Gnats swarm to herald rain and ticks leap at us from tall grass but in their midst a universe of pollinators, bees of all kinds and butterflies, carry on making our food grow.

I have received three postcards from a company offering to kill off the ticks and mosquitoes in my area, I called to ask what kind of poison they would use that would only kill ticks and mosquitoes.

I was told the scientists of the company would call me back and that was weeks ago. Nothing you choose to spray on your property has a singular, limited effect, the largest percentage of insects are in our lives performing their necessary deeds to keep the earth balanced and poison kills them too.

There are many plants the gardener can use in the environment that naturally repel the very insects we find annoying while encouraging the pollinators. The essential oil found in the plant tissues becomes more volatile as the temperature rises releasing particles into the air. The citronella candles often in use at outdoor evening events are made with the essential oils from lemon scented plants: Lemon balm, lemon grass and lemon thyme.
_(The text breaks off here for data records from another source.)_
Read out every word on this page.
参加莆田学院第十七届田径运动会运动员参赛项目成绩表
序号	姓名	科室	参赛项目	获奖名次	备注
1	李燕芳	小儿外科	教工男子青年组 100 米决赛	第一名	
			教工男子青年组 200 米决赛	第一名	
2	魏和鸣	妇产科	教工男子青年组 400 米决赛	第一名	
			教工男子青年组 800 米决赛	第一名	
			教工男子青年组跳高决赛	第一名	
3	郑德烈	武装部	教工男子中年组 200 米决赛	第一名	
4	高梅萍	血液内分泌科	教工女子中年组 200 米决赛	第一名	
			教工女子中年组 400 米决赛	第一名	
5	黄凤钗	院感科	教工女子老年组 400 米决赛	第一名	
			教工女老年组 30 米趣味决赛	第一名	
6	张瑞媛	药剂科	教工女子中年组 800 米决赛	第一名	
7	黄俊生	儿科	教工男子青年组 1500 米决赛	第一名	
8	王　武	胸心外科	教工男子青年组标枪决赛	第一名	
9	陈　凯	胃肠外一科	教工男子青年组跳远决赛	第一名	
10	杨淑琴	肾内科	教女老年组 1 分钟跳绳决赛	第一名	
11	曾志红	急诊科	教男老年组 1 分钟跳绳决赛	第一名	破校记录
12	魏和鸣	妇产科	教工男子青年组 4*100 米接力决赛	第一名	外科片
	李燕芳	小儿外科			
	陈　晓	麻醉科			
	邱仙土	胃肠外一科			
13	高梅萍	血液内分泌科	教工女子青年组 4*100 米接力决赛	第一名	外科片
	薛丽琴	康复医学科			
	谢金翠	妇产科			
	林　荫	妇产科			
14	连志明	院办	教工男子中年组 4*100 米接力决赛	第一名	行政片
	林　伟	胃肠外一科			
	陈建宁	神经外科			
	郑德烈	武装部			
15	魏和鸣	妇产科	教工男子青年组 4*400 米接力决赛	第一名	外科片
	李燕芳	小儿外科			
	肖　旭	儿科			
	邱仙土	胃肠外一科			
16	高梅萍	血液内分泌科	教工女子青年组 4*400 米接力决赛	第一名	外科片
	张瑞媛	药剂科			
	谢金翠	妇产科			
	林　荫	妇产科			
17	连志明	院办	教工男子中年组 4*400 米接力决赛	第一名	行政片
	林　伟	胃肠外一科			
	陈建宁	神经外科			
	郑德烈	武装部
Lemon balm is easy to grow in any garden and I have used it in a yogurt and lemon balm dressing, lemon grass has several culinary uses and if you plant creeping lemon thyme in the cracks of your walkways the scent will waft from below as you pass and scent your pant legs which will discourage those denizens of the evening seeking blood.

Lantana, lavender, marigold, mint and rosemary will repel mosquitoes and lavender is repellent to fleas, flies and moths as well. These can all be planted around the house as natural pest repellent that will leave us the butterflies.

All the plants in the allium family (onions, chives, garlic, leeks, several perennial varieties) repel the pests of tomatoes, peppers, potatoes, cabbage, broccoli and carrots as do dill, nasturtiums and petunias interplanted with those vegetables and you can eat several kinds of allium while decorating the salad with nasturtium blossoms (they taste very peppery).

Chysanthemums are masters of the repellent business chasing away, ants, bed bugs, fleas, harlequin bugs, Japanese beetles, lice, spider mites and ticks. There is an ingredient of the plant, pyrethrum, that is toxic and often found in over the counter pesticides. The annual four o’clocks also work against Japanese beetles by luring them in and poisoning them. Nature tends to use her own pesticides that do not wipe out the innocent. We need to learn to stay out of the way.

A fellow gardener told me about a new way to repel deer and other herbivores that is called the Predator. It is a solar-powered light that turns on at night that resembles the eyes of a predator. It blinks on and off, scares the deer. I am going to try one and will let you know.

Other than plants there are many beings in nature that eat the insects one might poison; bats, birds, spiders, other bugs it is all a cycle of life and if the gardener encourages balance no “pest” will be overwhelming. Nature is amazing when allowed to take care of herself.

Have you noticed that an arrival of many aphids is quickly followed by ladybugs. I once noticed a clump of worms biting into a mugo pine and sneaking up on them was a praying mantis smacking her lips.

Do not let fear the poison in your world.